Sleep. Money. Silence. Peace of mind. Snacks.
These are just a few of the things you sacrifice when you decide to become a parent. (Don’t worry, they are replaced – by exhaustion, debt, headaches, scraps, and stress! Yay!) A lot of that is a side-effect of getting older – most of us accrue responsibility with age, whether we have kids or not – but there’s one thing that having kids takes away from you that you can never get back:
Solitude.
They say that kids are like sponges in the way they absorb information and soak up everything they see, and that’s not untrue. But kids are also like barnacles, in that they latch onto you and never let go. Just ask any breastfeeding mom. Or stay-at-home dad. Or co-sleeping parents.

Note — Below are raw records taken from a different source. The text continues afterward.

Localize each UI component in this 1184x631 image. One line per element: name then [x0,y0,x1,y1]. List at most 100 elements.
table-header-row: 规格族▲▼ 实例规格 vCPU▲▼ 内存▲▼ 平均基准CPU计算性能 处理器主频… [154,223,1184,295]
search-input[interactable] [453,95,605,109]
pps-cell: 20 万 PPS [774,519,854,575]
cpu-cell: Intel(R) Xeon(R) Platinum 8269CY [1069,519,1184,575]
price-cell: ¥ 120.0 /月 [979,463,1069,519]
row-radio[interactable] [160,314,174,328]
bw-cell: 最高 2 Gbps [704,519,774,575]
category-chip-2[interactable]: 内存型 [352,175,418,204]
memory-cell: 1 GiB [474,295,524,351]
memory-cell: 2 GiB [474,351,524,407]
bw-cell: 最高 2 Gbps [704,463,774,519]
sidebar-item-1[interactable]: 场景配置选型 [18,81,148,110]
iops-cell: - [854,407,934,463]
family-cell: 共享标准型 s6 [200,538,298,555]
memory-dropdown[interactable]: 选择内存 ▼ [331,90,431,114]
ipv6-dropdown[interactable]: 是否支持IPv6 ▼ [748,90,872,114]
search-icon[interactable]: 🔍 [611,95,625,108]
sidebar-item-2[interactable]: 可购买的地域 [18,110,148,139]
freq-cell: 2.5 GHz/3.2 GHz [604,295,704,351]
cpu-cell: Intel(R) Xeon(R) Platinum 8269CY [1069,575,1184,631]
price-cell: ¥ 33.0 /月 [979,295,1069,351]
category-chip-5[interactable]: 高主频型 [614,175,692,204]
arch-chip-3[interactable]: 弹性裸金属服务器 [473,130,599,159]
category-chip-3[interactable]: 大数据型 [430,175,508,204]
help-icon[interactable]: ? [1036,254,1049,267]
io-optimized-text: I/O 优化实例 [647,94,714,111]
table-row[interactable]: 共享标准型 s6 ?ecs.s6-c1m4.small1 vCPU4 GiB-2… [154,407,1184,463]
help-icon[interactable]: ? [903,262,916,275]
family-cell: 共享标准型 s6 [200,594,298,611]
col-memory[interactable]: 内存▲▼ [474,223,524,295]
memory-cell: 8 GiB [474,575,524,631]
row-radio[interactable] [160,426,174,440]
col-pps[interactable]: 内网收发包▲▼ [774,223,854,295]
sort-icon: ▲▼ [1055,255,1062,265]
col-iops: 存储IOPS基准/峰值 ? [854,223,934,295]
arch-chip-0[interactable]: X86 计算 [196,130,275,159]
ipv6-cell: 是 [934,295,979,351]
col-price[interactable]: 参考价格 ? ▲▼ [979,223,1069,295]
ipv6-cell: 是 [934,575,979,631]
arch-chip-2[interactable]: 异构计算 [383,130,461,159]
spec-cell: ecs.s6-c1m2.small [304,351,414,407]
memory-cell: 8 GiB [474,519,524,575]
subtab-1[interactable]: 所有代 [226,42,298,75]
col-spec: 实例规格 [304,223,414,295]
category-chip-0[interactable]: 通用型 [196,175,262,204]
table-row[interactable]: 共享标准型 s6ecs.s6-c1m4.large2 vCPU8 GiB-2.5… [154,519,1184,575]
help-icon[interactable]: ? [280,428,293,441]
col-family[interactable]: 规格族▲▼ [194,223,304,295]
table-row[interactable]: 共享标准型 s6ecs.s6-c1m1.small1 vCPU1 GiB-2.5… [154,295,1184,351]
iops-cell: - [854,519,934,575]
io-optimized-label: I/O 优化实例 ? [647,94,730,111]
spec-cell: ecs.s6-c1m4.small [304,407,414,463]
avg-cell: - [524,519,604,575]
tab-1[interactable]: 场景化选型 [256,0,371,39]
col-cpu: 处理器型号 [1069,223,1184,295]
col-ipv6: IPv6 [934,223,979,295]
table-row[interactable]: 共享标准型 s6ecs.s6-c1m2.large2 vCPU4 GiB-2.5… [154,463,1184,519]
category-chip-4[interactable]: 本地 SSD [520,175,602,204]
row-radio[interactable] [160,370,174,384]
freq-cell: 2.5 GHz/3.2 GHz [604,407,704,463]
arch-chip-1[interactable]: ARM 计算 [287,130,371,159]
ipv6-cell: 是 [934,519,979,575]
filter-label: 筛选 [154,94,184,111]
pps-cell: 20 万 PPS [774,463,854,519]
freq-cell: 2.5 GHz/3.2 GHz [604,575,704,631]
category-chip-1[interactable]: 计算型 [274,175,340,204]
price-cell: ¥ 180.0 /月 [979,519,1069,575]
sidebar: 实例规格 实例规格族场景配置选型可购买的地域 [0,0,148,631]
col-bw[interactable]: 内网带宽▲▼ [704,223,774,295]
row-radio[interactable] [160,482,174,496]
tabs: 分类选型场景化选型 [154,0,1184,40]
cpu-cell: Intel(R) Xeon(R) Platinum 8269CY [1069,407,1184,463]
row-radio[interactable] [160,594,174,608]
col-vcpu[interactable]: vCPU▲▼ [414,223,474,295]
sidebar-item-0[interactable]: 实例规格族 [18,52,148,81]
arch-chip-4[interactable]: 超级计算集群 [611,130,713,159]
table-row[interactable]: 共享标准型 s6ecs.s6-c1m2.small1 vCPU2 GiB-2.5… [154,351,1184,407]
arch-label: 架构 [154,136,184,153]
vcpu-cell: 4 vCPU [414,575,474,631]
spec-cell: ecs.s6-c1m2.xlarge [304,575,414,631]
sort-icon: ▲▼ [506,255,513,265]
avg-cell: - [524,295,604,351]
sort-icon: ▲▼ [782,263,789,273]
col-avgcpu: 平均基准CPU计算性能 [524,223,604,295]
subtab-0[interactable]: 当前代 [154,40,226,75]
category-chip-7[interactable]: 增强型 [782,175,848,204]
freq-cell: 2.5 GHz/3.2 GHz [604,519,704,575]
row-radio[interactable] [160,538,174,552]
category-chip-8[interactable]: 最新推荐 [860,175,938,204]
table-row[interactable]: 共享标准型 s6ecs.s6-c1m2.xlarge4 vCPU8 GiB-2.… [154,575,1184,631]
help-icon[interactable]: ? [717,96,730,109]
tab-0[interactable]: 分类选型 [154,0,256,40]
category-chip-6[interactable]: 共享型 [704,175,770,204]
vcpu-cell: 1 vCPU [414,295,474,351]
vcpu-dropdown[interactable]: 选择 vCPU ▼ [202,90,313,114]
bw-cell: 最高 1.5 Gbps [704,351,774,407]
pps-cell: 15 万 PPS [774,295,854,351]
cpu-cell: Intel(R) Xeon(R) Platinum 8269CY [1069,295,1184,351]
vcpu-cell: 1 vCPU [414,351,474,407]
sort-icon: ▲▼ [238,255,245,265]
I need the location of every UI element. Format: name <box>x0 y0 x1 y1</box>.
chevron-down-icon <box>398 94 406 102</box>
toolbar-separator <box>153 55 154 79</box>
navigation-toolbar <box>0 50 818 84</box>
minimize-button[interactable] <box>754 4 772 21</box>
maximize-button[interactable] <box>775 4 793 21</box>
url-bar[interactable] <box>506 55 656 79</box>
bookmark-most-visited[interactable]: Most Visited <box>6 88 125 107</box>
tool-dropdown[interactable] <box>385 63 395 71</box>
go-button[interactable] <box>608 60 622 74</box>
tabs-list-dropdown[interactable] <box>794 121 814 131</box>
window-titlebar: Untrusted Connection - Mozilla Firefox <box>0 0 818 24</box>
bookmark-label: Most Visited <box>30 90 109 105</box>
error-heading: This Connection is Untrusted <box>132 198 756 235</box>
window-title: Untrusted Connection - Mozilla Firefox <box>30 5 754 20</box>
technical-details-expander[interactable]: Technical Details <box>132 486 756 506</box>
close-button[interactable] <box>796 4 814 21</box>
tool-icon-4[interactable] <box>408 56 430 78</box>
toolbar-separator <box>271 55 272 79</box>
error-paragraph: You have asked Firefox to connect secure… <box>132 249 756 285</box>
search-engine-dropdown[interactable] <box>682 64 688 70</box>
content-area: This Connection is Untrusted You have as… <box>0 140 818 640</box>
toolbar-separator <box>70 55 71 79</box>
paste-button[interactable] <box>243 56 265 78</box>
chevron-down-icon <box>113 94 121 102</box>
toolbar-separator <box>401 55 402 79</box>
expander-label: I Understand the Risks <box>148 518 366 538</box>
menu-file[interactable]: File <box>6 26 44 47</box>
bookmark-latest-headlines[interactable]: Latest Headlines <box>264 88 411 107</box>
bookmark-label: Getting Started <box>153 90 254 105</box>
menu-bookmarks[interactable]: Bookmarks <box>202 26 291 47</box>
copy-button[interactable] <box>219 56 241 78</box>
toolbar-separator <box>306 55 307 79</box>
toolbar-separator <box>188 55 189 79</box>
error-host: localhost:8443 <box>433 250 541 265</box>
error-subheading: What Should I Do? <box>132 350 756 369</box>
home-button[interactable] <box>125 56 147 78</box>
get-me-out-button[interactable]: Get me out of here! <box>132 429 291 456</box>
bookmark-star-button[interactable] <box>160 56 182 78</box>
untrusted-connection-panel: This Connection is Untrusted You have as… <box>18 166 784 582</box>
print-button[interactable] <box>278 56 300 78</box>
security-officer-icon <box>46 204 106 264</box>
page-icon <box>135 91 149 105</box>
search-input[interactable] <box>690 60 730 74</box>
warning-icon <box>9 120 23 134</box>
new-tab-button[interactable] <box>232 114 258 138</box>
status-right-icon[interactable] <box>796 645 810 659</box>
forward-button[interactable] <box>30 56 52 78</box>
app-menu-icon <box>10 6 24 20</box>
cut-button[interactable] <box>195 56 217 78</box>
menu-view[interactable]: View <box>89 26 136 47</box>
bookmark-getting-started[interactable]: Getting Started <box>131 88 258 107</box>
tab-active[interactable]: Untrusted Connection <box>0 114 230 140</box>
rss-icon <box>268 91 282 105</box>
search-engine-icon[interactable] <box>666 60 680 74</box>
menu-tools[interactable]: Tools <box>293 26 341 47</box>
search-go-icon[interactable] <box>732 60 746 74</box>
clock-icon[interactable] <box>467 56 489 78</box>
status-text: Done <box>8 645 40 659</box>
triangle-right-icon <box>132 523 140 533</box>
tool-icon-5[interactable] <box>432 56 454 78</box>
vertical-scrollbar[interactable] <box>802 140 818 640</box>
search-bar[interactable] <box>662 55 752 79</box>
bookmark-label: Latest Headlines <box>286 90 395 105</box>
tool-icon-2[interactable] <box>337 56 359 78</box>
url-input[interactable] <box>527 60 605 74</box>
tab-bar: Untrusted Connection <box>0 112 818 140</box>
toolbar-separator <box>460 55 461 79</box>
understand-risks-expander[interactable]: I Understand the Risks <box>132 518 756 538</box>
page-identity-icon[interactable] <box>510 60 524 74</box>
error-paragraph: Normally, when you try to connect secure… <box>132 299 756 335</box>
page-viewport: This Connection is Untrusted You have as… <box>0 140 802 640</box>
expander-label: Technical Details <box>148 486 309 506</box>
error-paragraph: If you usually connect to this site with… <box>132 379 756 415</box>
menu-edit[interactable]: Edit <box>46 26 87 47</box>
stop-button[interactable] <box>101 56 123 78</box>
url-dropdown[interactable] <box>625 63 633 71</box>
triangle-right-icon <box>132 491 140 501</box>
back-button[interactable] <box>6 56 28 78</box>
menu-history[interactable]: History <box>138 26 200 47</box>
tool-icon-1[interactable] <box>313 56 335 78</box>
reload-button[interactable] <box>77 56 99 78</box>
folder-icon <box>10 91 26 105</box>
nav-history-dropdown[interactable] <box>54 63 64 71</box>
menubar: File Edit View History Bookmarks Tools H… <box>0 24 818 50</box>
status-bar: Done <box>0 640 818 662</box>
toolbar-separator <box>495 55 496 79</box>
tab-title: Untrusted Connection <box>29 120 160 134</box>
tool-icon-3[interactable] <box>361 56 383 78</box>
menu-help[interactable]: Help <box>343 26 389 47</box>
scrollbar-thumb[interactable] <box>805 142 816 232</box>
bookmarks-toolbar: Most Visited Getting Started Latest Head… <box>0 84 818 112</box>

Your children are impossible to escape.
It’s understandable, in some ways. When they’re young, Mom and Dad are their whole life, their best friends, their only friends. They like being around us. They also need to be around us, because as babies and toddlers and preschoolers and even early elementary schoolers with a modicum of independence, they rely on us for so much. They need us to feed them and bathe them and dress them and take them to school and pick them up from school and help them with their homework and bring them to playdates and buy them toys and take them to the doctor and basically keep them alive until they can fend for themselves. (This usually takes about 30 years.)
They need us for everything and they continue to need us even when they’re past the point of really needing us any more. Weaning kids off their parents and into independent human beings is one of the hardest, and most bittersweet, aspects of parenthood. We don’t always want our kids to grow up but at the same time we desperately need them to.
If you’re anything like me, you can’t wait until your kids go to bed. Not only because, if you’re anything like me, you hate your kids and never want to be around them, but because you need some time to yourself! Even if you can’t get enough of the little moppets, by the end of the day, you’re still desperate to be without them for a few hours, to watch some adult TV or have an adult conversation or get some bow-chicka-wow-wow. Even the most dedicated parents among us need a minute when we’re not parenting, for the sake of our sanity.
Sometimes that means staying up extra late just to get a hit of that sweet, sweet solitude. Sometimes, if you’re a sociopath, that means getting up extra early just for a little peace and quiet. Because for some of us, somehow managing to wake up before our kids is simply what it takes! It gets so bad that I’ve even written about the relief I feel when I go to work, and I’ve got nothing on stay-at-home parents like Mom and Buried who are lucky if the kid takes a nap for a few hours in the middle of the day.
Solitude is a precious commodity for all of us these days, but for parents it’s downright endangered. And it’s not always just about the kids. The constant clingy-ness and perpetual proximity of your children can drive you so mad that being around anyone, including other adults, even the love of your life, can be too much. You need a break from them too!
When I was single and child-free, one of my favorite things to do on a Saturday afternoon was to go to Tower Records (I’m old!) and browse, or take a walk around Boston with my Discman (I’M OLD), or drive around listening to music on the radio. The closest I come to that these days is if I am running an errand and get stuck in traffic. Or when I’m on the subway on the way home from work, surrounded by dozens of grumpy New Yorkers but lost in my headphones. These are poor substitutes for solitude, but sometimes it’s all you get. (And when you’re a stay-at-home parent, you might not even get that.)
It can be borderline impossible to have time to yourself, and that makes grabbing a little bit more essential than ever.
I get irritable when I don’t get some solo time. I learned this about myself in college, when I would inexplicably become a prickly jerk if one of my roommates so much as spoke to me when I was desperately seeking some solitude. Every now and again I just hit my limit of human interaction and I need you – need everyone – to leave me alone. This isn’t an easy thing to explain to your spouse, and it’s even harder to explain to you kids, which is why I don’t explain it to mine, I just sleep on the couch after I’ve yelled at everyone for no apparent reason.
To be clear, I don’t want to be alone all the time, and on those rare occasions Mom and Buried and I have gotten away from the kids, we can’t help missing them almost immediately, because biology is a motherfucker. But the occasional break is crucial, for my sanity, my parenting, and my relationship. Absence makes the heart grow fonder!
No man is an island, and I don’t want to be one! But I wouldn’t mind if the bridge went out every once in a while.